10 thoughts on “China’s boom in pet ownership

  1. I definitely see more and more pets, The sad thing is when people in a small apartment get a dog and it doesn’t get to go out often enough.

    And regulations aren’t really followed, that’s usually China.

    • Yes there is still a long way to go in china… But it’s a start, and that’s a change. For now it’s better that dog is forced to stay in an apartment for a whole day but gets fed and gets occasional love than the dog running out on the streets without food or shelter in the winter. These are baby steps but I think better than nothing.
      The thinking is changing that’s import at.

  2. Pretty cool!! Great article!! I remember when I lived in Guangzhou there were two dogs in my neighborhood I was aware of. One was walked everyday by her owner, the other one was much more kept tied with a leash on their balcony.. every once in a while I saw the woman walking this dog, a pretty Dalmatian, but suuuuuper skinny.. you could see all the bones… poor dog I thought…. but the other one was pretty happy it seemed to me.. being pretty fat also.

  3. In my area where my parents-in-law are living it seems everyone owns dogs. Sadly too many of those owners keep their dogs in little cages in the apartment and perhaps go a couple of times a week on a walk with their pets. Ofcourse there are people who actually really do take good care of their pets but it is still too common that people believe they take good care by dressing up their dogs…
    This is actually just like my mother-in-law who got a shock when she was first time in Finland and saw that people go three times a day on a walk with their dogs and all she could say was like “Are they crazy, the poor dog gets exhausted and sick outside!”. Well, thats just her but anyways there is still hope that the petownership will improve in China as more and more already are on the right track :)

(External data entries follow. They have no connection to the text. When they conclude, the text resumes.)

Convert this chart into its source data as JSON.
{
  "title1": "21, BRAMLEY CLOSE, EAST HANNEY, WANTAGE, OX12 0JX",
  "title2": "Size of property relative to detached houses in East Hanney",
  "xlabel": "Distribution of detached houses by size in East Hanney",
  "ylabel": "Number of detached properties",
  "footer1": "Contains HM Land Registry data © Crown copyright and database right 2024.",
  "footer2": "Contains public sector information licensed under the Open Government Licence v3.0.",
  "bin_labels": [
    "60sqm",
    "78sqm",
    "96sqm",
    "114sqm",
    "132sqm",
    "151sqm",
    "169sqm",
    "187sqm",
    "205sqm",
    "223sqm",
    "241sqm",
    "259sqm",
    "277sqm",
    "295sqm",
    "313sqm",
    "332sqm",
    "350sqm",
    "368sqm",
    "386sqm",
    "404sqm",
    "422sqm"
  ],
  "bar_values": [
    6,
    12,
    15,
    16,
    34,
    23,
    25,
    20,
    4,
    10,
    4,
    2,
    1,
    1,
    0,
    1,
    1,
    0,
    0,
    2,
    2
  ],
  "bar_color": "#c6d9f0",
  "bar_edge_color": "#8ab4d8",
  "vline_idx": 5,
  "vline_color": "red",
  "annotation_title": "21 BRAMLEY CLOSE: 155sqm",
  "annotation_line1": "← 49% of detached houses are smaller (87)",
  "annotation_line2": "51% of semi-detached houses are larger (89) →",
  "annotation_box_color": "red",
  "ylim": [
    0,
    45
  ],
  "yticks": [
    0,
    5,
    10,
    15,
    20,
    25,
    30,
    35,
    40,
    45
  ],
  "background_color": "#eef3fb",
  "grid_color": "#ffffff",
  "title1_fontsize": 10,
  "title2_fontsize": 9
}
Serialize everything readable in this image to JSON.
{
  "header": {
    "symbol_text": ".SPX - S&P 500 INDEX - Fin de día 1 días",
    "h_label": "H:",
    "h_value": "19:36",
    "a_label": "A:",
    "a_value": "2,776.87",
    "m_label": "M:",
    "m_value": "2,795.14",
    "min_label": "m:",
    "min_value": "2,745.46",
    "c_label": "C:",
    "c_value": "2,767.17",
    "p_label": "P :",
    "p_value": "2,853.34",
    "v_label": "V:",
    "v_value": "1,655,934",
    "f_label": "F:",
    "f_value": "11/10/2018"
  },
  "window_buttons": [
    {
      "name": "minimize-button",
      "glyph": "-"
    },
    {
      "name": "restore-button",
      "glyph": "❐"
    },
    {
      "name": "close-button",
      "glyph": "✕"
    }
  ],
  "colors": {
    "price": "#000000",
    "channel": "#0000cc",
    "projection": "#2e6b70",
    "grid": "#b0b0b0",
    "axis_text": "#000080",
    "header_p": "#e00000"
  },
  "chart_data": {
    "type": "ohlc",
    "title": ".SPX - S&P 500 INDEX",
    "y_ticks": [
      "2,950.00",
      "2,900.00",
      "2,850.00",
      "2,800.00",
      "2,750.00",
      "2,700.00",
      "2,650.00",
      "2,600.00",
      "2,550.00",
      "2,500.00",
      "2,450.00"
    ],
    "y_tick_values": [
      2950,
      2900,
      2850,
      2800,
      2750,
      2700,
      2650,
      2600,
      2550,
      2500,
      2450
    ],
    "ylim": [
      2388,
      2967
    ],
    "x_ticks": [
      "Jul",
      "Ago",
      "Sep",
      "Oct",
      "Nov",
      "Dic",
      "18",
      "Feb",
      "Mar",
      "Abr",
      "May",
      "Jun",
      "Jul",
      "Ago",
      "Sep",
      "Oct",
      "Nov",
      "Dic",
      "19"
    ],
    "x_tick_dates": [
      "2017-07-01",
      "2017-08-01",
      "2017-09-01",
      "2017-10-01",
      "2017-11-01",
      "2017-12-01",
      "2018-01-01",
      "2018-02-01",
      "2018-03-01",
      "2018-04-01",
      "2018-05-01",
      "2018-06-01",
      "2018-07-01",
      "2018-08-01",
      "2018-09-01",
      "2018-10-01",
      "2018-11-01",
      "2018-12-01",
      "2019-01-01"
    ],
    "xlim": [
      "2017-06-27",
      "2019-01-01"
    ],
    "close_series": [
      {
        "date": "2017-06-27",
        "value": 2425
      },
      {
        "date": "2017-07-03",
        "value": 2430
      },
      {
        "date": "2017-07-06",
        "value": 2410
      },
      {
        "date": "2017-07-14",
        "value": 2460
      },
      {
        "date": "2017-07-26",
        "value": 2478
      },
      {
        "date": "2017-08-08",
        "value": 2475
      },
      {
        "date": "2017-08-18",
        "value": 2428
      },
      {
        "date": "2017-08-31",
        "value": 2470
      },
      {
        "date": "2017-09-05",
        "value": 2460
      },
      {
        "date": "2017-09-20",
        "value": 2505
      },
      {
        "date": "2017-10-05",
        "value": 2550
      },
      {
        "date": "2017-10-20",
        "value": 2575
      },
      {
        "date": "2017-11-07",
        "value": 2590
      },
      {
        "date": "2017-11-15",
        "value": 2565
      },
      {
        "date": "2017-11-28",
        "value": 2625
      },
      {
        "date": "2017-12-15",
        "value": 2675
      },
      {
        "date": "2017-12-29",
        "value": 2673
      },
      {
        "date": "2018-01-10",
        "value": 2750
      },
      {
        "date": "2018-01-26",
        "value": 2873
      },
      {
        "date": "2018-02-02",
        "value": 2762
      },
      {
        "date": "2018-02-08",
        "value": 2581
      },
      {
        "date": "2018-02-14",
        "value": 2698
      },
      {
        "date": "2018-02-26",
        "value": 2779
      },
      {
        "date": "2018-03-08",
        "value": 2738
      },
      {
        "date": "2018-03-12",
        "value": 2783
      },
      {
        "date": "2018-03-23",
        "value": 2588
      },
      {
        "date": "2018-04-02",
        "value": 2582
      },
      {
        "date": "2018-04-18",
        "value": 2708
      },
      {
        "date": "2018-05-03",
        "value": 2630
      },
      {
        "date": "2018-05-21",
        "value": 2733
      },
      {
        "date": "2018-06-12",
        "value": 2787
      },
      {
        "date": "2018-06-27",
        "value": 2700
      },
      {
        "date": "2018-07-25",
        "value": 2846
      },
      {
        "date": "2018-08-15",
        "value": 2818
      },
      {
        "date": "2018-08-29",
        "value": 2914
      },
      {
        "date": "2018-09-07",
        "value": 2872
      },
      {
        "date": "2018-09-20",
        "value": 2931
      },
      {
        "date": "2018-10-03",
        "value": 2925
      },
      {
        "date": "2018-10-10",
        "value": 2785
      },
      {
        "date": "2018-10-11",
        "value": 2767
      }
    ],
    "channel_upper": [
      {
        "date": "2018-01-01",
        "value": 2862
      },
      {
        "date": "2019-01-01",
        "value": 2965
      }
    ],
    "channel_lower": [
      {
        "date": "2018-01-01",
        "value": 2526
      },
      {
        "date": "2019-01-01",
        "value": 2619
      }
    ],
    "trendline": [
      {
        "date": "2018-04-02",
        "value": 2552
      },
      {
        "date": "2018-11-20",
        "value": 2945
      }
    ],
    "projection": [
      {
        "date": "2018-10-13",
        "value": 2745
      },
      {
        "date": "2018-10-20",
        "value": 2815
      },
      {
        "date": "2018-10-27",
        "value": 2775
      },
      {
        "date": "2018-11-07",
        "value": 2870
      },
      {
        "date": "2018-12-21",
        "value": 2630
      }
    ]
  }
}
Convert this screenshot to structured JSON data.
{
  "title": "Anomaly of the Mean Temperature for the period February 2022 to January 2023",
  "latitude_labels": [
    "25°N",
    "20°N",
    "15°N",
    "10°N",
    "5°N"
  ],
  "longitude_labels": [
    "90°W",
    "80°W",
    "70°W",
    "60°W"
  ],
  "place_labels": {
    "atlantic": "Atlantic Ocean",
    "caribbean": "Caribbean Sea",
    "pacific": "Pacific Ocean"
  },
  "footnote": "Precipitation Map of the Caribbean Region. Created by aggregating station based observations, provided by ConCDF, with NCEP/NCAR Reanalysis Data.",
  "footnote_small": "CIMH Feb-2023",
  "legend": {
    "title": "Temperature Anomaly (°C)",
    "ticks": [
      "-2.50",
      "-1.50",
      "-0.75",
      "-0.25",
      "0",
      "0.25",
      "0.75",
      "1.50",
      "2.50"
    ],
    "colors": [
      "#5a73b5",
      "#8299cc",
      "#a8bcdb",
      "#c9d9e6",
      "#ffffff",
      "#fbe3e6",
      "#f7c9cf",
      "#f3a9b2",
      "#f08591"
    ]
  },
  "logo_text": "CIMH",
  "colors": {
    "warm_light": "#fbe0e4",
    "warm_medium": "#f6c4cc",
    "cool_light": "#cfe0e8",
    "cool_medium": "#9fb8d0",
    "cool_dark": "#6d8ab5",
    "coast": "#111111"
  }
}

  4. Animal rights, like human rights, is a luxury that people can afford when they live in rich, developed societies. Therefore, Chinese people’s treatment of animals should improve as their standard of living rises alongside their country’s rapidly developing economy.

  5. I feel like pet ownership is even changing out here in the countryside. A few years ago, everyone had these wolf-like dogs that would bark viciously at everything that moved and made a simple walk around the village a scary proposition. While you still see dogs like that, they’ve decreased a LOT. More and more people own dogs that look more like pets, and are actually a lot nicer to be around. Our family dog right now, for example, is really like a pet. He still barks when strangers come around, but he’s so affectionate, loving and fun to have around. A huge change from the withdrawn and wary wolf-like dog my in-laws had last time I was here.

    • Whoa, wolf-like dogs sounds intense. Like guard dogs, which are trained to bark all the time? Sometimes dogs bark constantly because they aren’t being treated right and that is sad.

      Where did all the wolf-like dogs go?

      • I think they were “weeded out” (which is a nice way of saying, some of them died naturally…and some of them were poisoned on purpose). In fact, one of the family’s old dogs was poisoned and it was a wolf-like dog.

  6. You chose some beautiful dogs for your essay. Ru Mei’s puppy is really adorable. This growing interest in pets seems like a good thing. I agree with Suigetsu that it’s related to China’s growing standard of living. People from developed countries shouldn’t be surprised when people in developing countries aren’t interested in taking good care of dogs and cats.

    When was it that keeping cats as pets was outlawed in China? As I remember, the law was quickly reversed, as soon as they realized how much grain the rats ate once the cats were gone.